How to Improve Patient Experience in DCTs

September 24, 2021

When the pandemic hit, patient access fell by 80%, causing the clinical trial industry to adapt quickly with virtual, local clinics and in-home visits. Many of the changes brought on by decentralized clinical trials (DCTs) improved the patient experience, such as greater control, convenience, and time-saving.

However, the expansion of DCTs has not been without challenges, and ensuring a positive patient experience becomes even more critical with DCTs. In part two of our DCT blog series, we share insight from research studies and our recent webinar on achieving DCT success.

Offer Greater Optionality

Madeline Geday, ERT Senior Director and Head of Patient Engagement, says it’s important to provide participants with options. For example, if a patient isn’t comfortable with a handheld device, alternative options like accessing paperwork or trial visits in person should be offered.

“DCTs as a whole are about flexibility and being able to meet the patients where they are,” said Geday. “That’s what we’re driving toward is being able to give patients the flexibility and the option to conduct those clinical trials where they are.”

For others, having support in person may be preferred. Juliet Hulse, Senior Director of Global Research, Nurse Strategy and Patient Advocacy at Illingworth Research Group, agreed, speaking on optionality from a site perspective.

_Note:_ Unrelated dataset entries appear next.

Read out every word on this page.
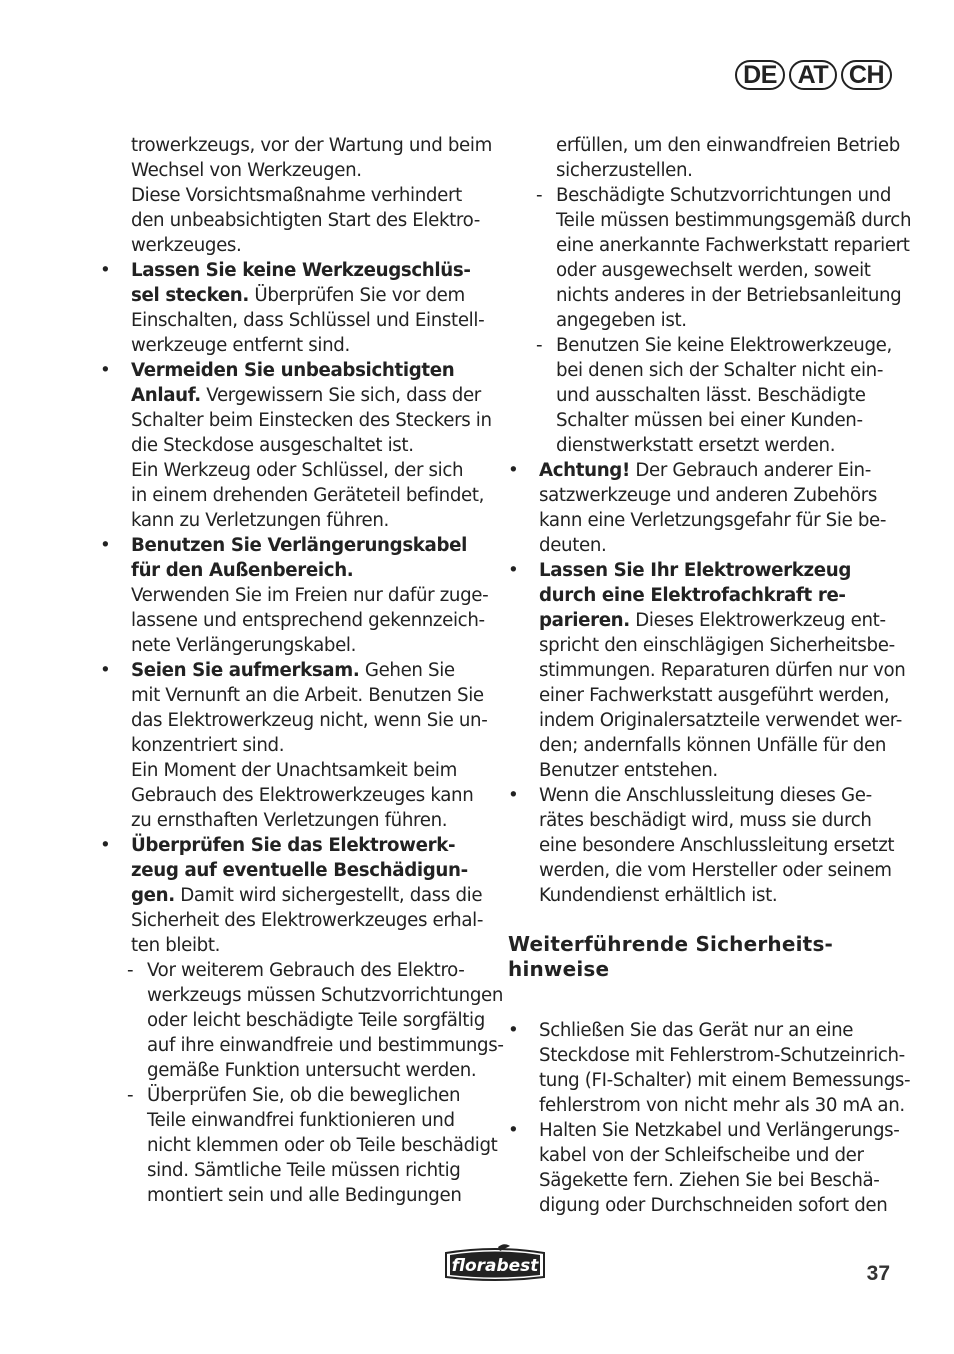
DE AT CH
trowerkzeugs, vor der Wartung und beim
Wechsel von Werkzeugen.
Diese Vorsichtsmaßnahme verhindert
den unbeabsichtigten Start des Elektro-
werkzeuges.
• Lassen Sie keine Werkzeugschlüs-
sel stecken. Überprüfen Sie vor dem
Einschalten, dass Schlüssel und Einstell-
werkzeuge entfernt sind.
• Vermeiden Sie unbeabsichtigten
Anlauf. Vergewissern Sie sich, dass der
Schalter beim Einstecken des Steckers in
die Steckdose ausgeschaltet ist.
Ein Werkzeug oder Schlüssel, der sich
in einem drehenden Geräteteil befindet,
kann zu Verletzungen führen.
• Benutzen Sie Verlängerungskabel
für den Außenbereich.
Verwenden Sie im Freien nur dafür zuge-
lassene und entsprechend gekennzeich-
nete Verlängerungskabel.
• Seien Sie aufmerksam. Gehen Sie
mit Vernunft an die Arbeit. Benutzen Sie
das Elektrowerkzeug nicht, wenn Sie un-
konzentriert sind.
Ein Moment der Unachtsamkeit beim
Gebrauch des Elektrowerkzeuges kann
zu ernsthaften Verletzungen führen.
• Überprüfen Sie das Elektrowerk-
zeug auf eventuelle Beschädigun-
gen. Damit wird sichergestellt, dass die
Sicherheit des Elektrowerkzeuges erhal-
ten bleibt.
- Vor weiterem Gebrauch des Elektro-
werkzeugs müssen Schutzvorrichtungen
oder leicht beschädigte Teile sorgfältig
auf ihre einwandfreie und bestimmungs-
gemäße Funktion untersucht werden.
- Überprüfen Sie, ob die beweglichen
Teile einwandfrei funktionieren und
nicht klemmen oder ob Teile beschädigt
sind. Sämtliche Teile müssen richtig
montiert sein und alle Bedingungen
erfüllen, um den einwandfreien Betrieb
sicherzustellen.
- Beschädigte Schutzvorrichtungen und
Teile müssen bestimmungsgemäß durch
eine anerkannte Fachwerkstatt repariert
oder ausgewechselt werden, soweit
nichts anderes in der Betriebsanleitung
angegeben ist.
- Benutzen Sie keine Elektrowerkzeuge,
bei denen sich der Schalter nicht ein-
und ausschalten lässt. Beschädigte
Schalter müssen bei einer Kunden-
dienstwerkstatt ersetzt werden.
• Achtung! Der Gebrauch anderer Ein-
satzwerkzeuge und anderen Zubehörs
kann eine Verletzungsgefahr für Sie be-
deuten.
• Lassen Sie Ihr Elektrowerkzeug
durch eine Elektrofachkraft re-
parieren. Dieses Elektrowerkzeug ent-
spricht den einschlägigen Sicherheitsbe-
stimmungen. Reparaturen dürfen nur von
einer Fachwerkstatt ausgeführt werden,
indem Originalersatzteile verwendet wer-
den; andernfalls können Unfälle für den
Benutzer entstehen.
• Wenn die Anschlussleitung dieses Ge-
rätes beschädigt wird, muss sie durch
eine besondere Anschlussleitung ersetzt
werden, die vom Hersteller oder seinem
Kundendienst erhältlich ist.
Weiterführende Sicherheits-
hinweise
• Schließen Sie das Gerät nur an eine
Steckdose mit Fehlerstrom-Schutzeinrich-
tung (FI-Schalter) mit einem Bemessungs-
fehlerstrom von nicht mehr als 30 mA an.
• Halten Sie Netzkabel und Verlängerungs-
kabel von der Schleifscheibe und der
Sägekette fern. Ziehen Sie bei Beschä-
digung oder Durchschneiden sofort den
florabest	37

“I think the ability to have a nurse onsite with patients does add some comfort to both patients and sponsors,” said Hulse, adding that utilizing a home health nurse to guide patients along is a good solution for any hesitation with DCTs.

Use Simple & Supportive Technology

While many patients embrace telehealth, technology can be a barrier for others less familiar with these innovations. In virtual trials, patients use devices provided to them (which they most likely have no prior experience with) or their current devices in new or unfamiliar ways – some struggle to operate devices correctly, which can lead to frustration.

Gregory Tuyteleers, Global Lead Decentralized Clinical Trials at Janssen, says it’s important to consider various aspects when designing tech-heavy trials. He recommends participants use one device to view their visit schedules, access a help desk, and log their data.
“These integrated platforms are most successful for patients,” said Tuyteleers. “It should become a one-stop-shop.”

Patients will also benefit from interactive training and support to ensure they use unfamiliar devices correctly in the home. Asking specific questions of any technology partner, such as whether they have training materials or a 24/7 global support hotline, is essential to driving DCTs.

Provide Remote Support For Positive Patient Experience

Maintaining exceptional patient experience from afar can be challenging. While DCTs have many benefits, some might find a lack of in-person experience threatens the personal aspect of the doctor-patient relationship.

“You still want to have that emotional contact with the patients,” said Hulse, adding that patients sometimes feel more comfortable working with “a nurse or somebody that they can still have that support and emotional attachment with.”
Study set-up and training support can prepare patients for at-home activities, such as registration and triaging issues, which often occur outside regular business hours.

“We’re trying to provide guidance and get the support into the home,” said Geday. “We want to make sure that when we are implementing DCTs, we’re not leaving patients high and instead ensuring they are comfortable to be able to conduct the trial on their own.”